Table Tennis legend, Burjor Khambatta, (popularly called Baji), who created much upsets with his defensive style of play, shocked the table-tennis fraternity when he passed away of a cardiac arrest, on 5th April, 2023, after a brief illness.
Born on 2nd June, 1935, ‘Baji uncle’, as he was fondly known, came into prominence in the early ’50s. Though he was never won the national title, he was India’s second ranked player in 1955, 1957 and 1960. Moreover, he was in the top eight for seven consecutive years. He was arguably the best defensive player of his time. A solid defence with an occasional backhand flick, which would take his opponent unawares, was the reason for his stupendous success – ‘Giantkiller’, ‘Shocks’, ‘Recovers to Beat’, as the headlines of his newspaper cuttings preserved so meticulously by his family, reveal. No surprise then, that he came to be known as ‘The Great Wall of India’.
During his reign, Baji outclassed all his contemporaries, including Dilip Sampat, Sudhir Thackersey, Uttam Chandarana and Bomi Amalsadwalla. At one point, the SBI team boasted of three Parsis – Farrokh Khodaiji, Baji Khambatta and Bomi Amalsadwalla.
Farrokh Khodaiji, erstwhile numero uno of TT, shared, ”Baji was humility personified. Whoever went to him for advice was never turned back. Baji was a player you would want to have in your team.”
In 1955, Baji represented India in Afghanistan in an Invitation tourney, beating Kabir – Afghanistan’s number one player. 30th December, 1957 marked his proudest moment, when he reached the National Finals at Colombo, after beating Ceylon’s top-ranked player in the semis (Ceylon was then considered part of India for the Nationals).

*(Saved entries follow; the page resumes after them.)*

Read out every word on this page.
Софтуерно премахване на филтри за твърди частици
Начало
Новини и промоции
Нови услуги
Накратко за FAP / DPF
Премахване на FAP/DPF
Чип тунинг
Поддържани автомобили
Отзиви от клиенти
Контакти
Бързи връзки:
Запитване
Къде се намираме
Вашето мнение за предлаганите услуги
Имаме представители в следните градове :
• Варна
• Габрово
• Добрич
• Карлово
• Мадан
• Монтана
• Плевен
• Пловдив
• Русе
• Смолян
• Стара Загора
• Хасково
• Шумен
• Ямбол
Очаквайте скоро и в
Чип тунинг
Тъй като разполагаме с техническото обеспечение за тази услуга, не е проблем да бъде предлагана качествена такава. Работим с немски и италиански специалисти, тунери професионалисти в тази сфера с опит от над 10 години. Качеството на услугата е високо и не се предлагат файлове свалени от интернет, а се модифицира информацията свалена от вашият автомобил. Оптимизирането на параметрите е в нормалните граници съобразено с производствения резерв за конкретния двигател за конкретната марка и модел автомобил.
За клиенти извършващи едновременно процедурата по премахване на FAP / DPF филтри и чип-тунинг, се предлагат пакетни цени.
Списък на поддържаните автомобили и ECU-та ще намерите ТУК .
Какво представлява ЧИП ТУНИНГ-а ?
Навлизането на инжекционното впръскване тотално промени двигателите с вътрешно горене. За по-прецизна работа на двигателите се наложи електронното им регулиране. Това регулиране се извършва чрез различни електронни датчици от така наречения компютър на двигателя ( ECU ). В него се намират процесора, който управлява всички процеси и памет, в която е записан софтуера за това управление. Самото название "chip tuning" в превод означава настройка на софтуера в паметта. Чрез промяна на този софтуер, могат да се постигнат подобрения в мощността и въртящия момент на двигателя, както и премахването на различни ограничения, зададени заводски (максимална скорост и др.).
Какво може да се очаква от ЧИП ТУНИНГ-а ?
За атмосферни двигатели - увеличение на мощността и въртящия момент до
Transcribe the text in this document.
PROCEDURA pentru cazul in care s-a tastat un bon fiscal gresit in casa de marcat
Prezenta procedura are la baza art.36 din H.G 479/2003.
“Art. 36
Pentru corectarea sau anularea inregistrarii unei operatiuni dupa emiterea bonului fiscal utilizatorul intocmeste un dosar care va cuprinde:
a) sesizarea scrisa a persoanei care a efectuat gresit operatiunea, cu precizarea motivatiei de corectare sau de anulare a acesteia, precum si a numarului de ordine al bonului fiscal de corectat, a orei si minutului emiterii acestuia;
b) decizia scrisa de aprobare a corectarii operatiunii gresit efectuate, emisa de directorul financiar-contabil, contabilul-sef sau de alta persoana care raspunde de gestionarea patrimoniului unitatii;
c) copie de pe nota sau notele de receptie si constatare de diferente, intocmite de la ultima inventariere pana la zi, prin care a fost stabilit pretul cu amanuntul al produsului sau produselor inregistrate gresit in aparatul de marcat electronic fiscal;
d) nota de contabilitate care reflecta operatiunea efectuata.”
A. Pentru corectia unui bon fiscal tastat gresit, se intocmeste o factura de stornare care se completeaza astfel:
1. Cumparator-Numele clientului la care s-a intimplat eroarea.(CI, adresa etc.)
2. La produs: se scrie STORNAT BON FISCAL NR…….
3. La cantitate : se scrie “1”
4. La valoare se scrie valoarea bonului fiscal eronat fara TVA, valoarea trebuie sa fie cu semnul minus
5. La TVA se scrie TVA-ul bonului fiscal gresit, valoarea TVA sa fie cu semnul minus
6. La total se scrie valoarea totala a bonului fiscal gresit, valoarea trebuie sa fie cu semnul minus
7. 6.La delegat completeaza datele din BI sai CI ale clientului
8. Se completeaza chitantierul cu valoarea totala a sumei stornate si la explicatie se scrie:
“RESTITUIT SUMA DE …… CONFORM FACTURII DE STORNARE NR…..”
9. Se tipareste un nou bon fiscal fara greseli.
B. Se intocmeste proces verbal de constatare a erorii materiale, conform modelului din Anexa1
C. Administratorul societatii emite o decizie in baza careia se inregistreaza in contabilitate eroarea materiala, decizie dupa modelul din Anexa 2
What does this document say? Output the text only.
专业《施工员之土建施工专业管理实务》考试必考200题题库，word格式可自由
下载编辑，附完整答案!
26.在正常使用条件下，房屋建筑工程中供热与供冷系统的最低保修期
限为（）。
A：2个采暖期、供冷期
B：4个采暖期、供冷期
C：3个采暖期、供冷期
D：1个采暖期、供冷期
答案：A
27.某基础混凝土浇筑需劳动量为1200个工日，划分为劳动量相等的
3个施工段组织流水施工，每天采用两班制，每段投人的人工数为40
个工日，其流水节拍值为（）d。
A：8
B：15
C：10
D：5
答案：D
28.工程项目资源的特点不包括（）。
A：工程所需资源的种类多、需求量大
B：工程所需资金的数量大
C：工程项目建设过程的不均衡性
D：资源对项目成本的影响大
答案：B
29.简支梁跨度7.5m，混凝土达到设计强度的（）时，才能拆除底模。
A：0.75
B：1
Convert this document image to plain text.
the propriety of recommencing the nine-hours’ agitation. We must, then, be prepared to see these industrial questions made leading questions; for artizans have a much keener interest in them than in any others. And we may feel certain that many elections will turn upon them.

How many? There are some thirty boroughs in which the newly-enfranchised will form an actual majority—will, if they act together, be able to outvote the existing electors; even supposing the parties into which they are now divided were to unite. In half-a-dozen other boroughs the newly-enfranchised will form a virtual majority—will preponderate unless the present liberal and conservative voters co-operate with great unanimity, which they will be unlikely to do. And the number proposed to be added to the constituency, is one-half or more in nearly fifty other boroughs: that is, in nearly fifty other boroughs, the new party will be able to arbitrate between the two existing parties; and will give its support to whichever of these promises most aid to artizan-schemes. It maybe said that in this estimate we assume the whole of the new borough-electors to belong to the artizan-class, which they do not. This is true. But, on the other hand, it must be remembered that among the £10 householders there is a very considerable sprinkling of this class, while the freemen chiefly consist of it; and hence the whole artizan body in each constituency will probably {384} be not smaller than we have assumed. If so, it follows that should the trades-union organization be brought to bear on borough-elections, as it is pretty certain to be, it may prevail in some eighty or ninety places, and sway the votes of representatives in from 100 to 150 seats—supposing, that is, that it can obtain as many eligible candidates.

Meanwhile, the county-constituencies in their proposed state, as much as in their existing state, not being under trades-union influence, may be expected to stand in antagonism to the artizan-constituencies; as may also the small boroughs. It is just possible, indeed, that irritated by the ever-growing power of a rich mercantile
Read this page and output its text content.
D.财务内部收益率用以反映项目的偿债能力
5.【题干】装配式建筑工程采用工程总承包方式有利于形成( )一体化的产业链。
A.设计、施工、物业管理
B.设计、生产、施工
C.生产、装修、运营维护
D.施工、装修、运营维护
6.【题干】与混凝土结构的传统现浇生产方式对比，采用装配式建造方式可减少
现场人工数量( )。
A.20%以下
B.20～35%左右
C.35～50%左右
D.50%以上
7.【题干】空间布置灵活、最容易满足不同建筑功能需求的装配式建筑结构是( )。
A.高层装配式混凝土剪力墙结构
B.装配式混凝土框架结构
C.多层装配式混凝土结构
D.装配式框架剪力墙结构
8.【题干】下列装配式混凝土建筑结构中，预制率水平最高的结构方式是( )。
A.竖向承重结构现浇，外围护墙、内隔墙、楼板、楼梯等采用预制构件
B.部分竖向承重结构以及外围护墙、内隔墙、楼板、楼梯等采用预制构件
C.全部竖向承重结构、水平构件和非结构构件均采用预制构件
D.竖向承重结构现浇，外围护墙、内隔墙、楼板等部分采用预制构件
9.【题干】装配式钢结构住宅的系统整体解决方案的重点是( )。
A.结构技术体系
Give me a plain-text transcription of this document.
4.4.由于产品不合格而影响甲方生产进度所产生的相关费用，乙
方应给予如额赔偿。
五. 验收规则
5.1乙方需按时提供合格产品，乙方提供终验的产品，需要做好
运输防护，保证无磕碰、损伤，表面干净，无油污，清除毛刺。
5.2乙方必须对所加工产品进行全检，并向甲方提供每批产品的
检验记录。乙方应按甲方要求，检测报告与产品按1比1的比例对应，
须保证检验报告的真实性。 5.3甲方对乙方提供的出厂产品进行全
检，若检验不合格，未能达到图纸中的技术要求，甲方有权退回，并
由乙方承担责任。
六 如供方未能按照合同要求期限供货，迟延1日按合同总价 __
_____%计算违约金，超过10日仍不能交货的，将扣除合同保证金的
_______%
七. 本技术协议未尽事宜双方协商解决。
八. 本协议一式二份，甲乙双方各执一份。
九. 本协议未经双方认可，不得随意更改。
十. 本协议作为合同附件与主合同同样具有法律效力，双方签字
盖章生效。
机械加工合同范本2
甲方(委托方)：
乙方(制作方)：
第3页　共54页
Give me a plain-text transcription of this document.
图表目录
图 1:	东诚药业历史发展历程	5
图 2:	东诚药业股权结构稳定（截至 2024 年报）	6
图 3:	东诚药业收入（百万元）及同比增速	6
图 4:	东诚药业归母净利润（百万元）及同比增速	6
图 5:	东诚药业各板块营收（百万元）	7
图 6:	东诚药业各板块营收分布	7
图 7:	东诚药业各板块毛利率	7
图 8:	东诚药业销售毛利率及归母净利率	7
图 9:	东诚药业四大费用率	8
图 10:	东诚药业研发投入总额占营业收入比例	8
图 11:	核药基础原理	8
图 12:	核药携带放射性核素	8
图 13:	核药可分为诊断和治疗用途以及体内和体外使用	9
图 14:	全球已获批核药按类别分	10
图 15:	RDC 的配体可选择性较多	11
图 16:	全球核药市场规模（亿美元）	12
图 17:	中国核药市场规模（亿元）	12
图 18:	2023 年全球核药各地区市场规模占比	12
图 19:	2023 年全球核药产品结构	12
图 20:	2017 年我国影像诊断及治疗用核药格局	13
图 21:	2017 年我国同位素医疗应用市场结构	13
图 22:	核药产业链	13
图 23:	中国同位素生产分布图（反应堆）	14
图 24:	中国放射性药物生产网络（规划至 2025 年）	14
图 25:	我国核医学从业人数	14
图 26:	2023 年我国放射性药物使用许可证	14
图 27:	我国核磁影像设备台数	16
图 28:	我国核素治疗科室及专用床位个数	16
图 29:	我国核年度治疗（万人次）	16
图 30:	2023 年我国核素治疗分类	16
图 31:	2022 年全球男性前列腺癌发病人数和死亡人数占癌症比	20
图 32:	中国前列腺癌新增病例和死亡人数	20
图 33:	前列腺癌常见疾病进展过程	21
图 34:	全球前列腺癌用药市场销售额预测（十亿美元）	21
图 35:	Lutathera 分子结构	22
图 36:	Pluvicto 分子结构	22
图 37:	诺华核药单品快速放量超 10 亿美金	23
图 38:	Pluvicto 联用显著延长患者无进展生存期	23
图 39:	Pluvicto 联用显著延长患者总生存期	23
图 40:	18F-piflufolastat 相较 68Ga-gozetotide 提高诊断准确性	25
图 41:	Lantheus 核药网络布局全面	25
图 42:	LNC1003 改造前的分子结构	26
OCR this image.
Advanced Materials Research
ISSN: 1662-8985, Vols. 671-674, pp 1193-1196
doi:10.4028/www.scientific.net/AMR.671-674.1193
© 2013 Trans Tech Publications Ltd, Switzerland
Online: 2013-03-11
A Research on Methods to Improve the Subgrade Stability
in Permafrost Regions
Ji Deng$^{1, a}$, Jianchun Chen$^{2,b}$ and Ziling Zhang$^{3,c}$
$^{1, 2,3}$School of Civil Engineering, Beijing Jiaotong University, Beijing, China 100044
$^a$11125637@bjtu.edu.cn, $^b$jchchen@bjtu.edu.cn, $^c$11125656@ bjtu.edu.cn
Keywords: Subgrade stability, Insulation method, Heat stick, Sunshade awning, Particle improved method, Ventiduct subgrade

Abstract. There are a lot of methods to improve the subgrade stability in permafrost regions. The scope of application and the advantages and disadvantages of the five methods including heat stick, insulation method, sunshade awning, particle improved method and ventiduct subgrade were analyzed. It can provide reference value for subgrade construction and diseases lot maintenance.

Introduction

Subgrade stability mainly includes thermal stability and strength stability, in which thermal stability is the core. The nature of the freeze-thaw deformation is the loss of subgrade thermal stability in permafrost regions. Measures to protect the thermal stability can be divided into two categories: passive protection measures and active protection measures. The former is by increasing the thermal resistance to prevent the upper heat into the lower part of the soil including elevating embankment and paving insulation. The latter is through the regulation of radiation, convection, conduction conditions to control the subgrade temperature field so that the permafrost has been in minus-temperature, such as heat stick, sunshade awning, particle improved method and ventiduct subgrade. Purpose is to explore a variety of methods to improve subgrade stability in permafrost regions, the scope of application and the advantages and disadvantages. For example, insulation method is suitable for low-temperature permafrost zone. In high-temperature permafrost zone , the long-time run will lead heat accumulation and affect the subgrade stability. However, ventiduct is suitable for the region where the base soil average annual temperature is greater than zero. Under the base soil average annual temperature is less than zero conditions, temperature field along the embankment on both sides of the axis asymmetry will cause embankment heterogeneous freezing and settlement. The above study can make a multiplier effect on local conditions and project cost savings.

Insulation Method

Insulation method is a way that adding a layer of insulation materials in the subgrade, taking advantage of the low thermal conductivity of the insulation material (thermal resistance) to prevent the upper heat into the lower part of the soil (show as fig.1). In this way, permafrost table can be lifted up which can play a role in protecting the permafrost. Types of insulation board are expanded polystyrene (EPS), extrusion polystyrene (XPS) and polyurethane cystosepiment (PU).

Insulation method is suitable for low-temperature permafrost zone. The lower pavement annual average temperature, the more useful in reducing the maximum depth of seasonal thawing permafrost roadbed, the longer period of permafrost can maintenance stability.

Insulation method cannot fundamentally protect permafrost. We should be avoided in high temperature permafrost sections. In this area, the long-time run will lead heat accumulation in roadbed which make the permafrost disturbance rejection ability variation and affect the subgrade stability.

However, rapid technological breakthroughs and radical changes in the attacking style of play didn’t help his ultra defensive style in later years, although he continued to play for Bombay and Maharashtra, well into the 60s.
His age and slow gait belied a sharp memory. On 14th October, 2022, he presided as the Guest of Honour at a function celebrating Parsee Gymkhana’s unique feat of a hat-trick of victories in both – Men’s and Women’s category, in the prestigious Mumbai First Division Interclub Table-tennis Tournament. His phenomenal memory enabled him to recount not only the names of players at past World Championships, but even the referees of key matches, from over six decades ago!
I remember him telling me once when I visited his house that his favourite player was the Japanese Hiroji Satoh, who won the World Singles title when the Championship was first held in India – in Bombay in 1952. The reason, as he explained, was that Satoh surprised his opponents with sponged rubber – the very first time it was used – forever revolutionising the way table-tennis was played.
Even after Baji stopped playing competitive table-tennis, he kept himself busy being the Chairman of the Selection Committee and Coach-cum-Manager of the Maharashtra team as well as his State Bank of India team.
In recent years, he enjoyed playing cards and would be spotted at Hindu Gymkhana engaged in playing rummy with friends. He was a familiar face at the Parsee Gymkhana All-Parsee TT Tournaments prize distribution. While he lauded the current upcoming Parsee youngsters, he also lamented the fact that after Farrokh Khodaiji, no Parsi had been able to break into the top eight.
Rest in peace, Baji uncle. All-Parsee TT tournaments will never be the same without you.